I walk to the Mexican restaurant next to the strip bar and have the best shredded beef, egg taco meal in my life. Then I spend the afternoon wandering amongst casinos and Welcome Centers.

At 4:45, I pay my bill to Brad and wonder if I am his first billing. (Normally, Brad, Sr. is in charge, I've figured out. Brad might actually be fifteen years old.)

Then I head through desert rain, toward the sun of Elko, NV, where I learn that Minnesota people root for the Twins at sports bars during their $150 round-trip casino vacations.

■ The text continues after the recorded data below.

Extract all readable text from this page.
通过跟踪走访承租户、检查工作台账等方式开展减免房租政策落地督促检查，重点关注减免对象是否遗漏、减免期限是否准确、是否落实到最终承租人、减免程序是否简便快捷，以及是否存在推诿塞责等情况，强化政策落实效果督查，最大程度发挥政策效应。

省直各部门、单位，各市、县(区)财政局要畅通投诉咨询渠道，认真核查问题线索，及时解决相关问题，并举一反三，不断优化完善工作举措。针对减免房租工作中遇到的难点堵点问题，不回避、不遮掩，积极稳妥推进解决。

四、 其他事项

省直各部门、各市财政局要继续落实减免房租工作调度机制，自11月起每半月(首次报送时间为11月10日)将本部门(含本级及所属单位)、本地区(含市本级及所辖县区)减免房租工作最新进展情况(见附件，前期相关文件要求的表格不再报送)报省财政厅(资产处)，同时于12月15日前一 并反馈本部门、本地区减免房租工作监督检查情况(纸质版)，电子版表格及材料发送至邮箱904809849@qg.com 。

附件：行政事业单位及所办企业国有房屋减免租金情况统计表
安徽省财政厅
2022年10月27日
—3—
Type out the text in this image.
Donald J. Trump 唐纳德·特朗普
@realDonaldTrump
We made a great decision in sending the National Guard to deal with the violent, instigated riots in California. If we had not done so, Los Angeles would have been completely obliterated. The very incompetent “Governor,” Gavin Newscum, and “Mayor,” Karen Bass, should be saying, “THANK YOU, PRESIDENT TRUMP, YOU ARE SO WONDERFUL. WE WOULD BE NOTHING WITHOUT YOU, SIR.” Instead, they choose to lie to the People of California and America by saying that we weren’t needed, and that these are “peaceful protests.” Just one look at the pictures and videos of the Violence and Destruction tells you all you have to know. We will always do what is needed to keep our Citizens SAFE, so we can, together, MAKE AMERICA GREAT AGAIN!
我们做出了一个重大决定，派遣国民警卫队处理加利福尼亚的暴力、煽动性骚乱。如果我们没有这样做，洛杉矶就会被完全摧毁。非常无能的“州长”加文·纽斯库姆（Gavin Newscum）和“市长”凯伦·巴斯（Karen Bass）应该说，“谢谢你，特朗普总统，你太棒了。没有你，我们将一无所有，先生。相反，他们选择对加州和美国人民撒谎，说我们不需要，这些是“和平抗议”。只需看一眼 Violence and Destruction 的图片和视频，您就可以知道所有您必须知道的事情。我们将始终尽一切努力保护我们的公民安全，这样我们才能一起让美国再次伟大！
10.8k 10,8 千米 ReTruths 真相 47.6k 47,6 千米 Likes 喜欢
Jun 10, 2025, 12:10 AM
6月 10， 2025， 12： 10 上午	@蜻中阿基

Despite the drama, I've made great progress, and have seen a lot. I'm anxious to tell my story, so I find a library. Checking e-mail on the Elko library Internet computer, I learn that while I was at Wendover, my step-father's 99-year old mother has died, a cousin has given birth to a new baby girl, and a friend is celebrating her fifth anniversary of being cancer-free.

My "near death" experience seems trivial. Or maybe, in the bigger picture, life and death are ordinary events.